Marty Dick · Ständerat · 2002-03-06
Marty Dick · Ständerat · Tessin · Freisinnig-demokratische Fraktion · 2002-03-06
Wortprotokoll
Je crois qu'il est conforme aux usages de ce Conseil que l'auteur de l'initiative dise quelque chose. J'ai très peu à ajouter à ce que le rapporteur, d'une façon très compétente et complète, a déjà dit.
Je dois cependant souligner qu'en ce qui concerne cette initiative, ma paternité est en fait une paternité d'adoption. Je suis le "père adoptif" de cette initiative, après un accident de parcours qui s'est passé au Conseil national. Au milieu d'autres événements qui se sont passés au cours de la session du mois de décembre 1999, le Conseil national, sans même en débattre, n'est pas entré en matière sur une initiative qui avait presque exactement la même teneur.

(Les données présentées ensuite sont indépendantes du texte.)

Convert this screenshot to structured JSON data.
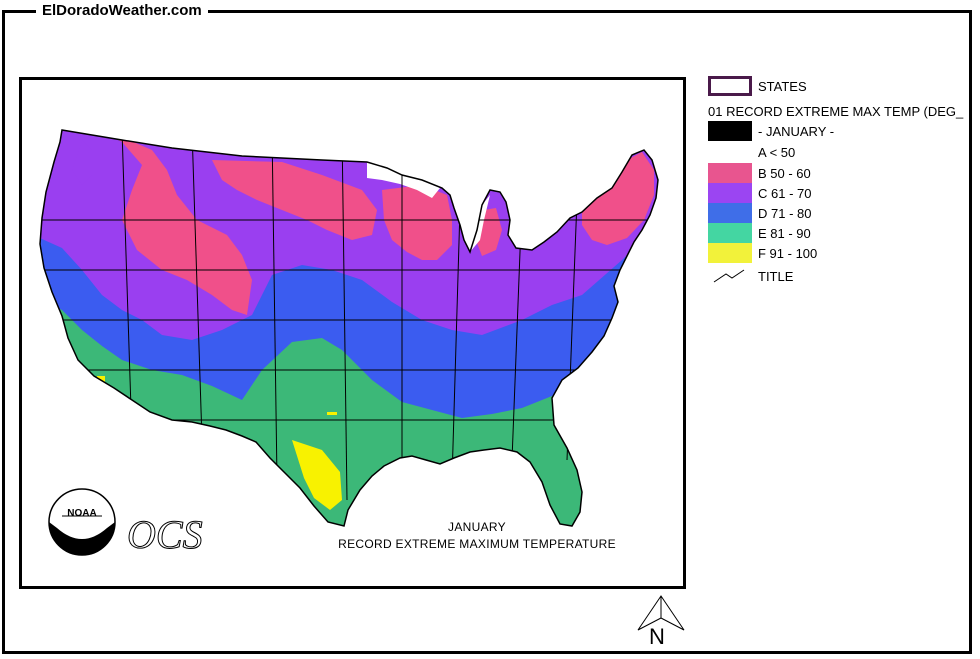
{
  "site": {
    "title": "ElDoradoWeather.com"
  },
  "map": {
    "caption_month": "JANUARY",
    "caption_title": "RECORD EXTREME  MAXIMUM TEMPERATURE",
    "noaa_logo_text": "NOAA",
    "ocs_logo_text": "OCS"
  },
  "legend": {
    "states_label": "STATES",
    "layer_title": "01 RECORD EXTREME MAX TEMP (DEG_",
    "month_label": "- JANUARY -",
    "classes": [
      {
        "label": "A < 50",
        "color": "#ffffff"
      },
      {
        "label": "B 50 - 60",
        "color": "#e8558f"
      },
      {
        "label": "C 61 - 70",
        "color": "#9b45f2"
      },
      {
        "label": "D 71 - 80",
        "color": "#3f6ee8"
      },
      {
        "label": "E 81 - 90",
        "color": "#44d6a2"
      },
      {
        "label": "F 91 - 100",
        "color": "#f2f23a"
      }
    ],
    "title_label": "TITLE"
  },
  "north_arrow": {
    "label": "N"
  },
  "colors": {
    "pink": "#f0508a",
    "purple": "#9a3ff0",
    "blue": "#3b5cf0",
    "green": "#3cb878",
    "yellow": "#f8f200",
    "states_outline": "#000000"
  }
}
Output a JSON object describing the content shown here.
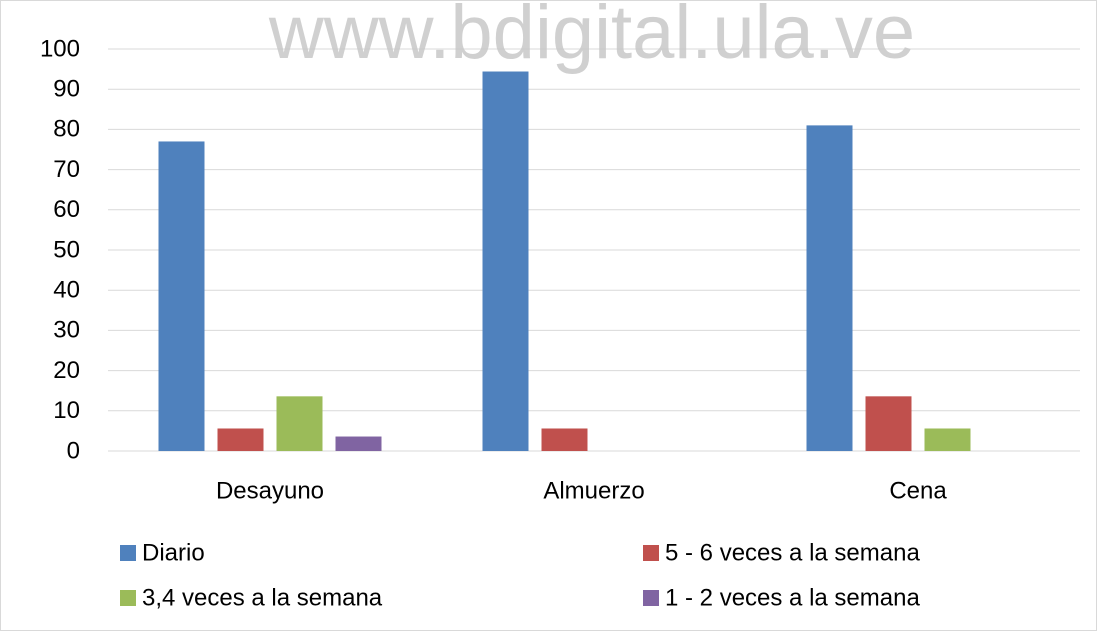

Pourtant, la Commission des affaires juridiques du Conseil national avait étudié cette matière très attentivement et pendant assez longtemps. Il y a eu une convergence entre une absence de concentration - ça arrive même aux meilleurs, et donc même au Conseil national - et un malentendu. Un malentendu, dans le sens que les milieux agricoles, les milieux paysans, se sont offusqués et ont dit: "Encore de nouvelles dispositions qui vont nous rendre la vie plus difficile! Encore de nouvelles mesures de protection qui vont rendre notre travail encore moins rentable!"
Il n'y a absolument rien de tout cela dans cette initiative. Il s'agit - le rapporteur l'a très bien dit - d'amener le niveau juridique, le niveau de notre législation, à celui de la réalité. Il s'agit de tenir compte de la sensibilité qu'il y a dans notre société envers les animaux. Il s'agit d'abandonner le bon vieux droit romain, qui considérait l'animal simplement comme un objet. Je suis convaincu que le droit doit s'adapter à cette nouvelle sensibilité qui émerge dans notre société. On doit prendre acte que le rapport entre un animal domestique et une personne va bien au-delà du rapport qu'il peut y avoir entre une personne et un objet inanimé.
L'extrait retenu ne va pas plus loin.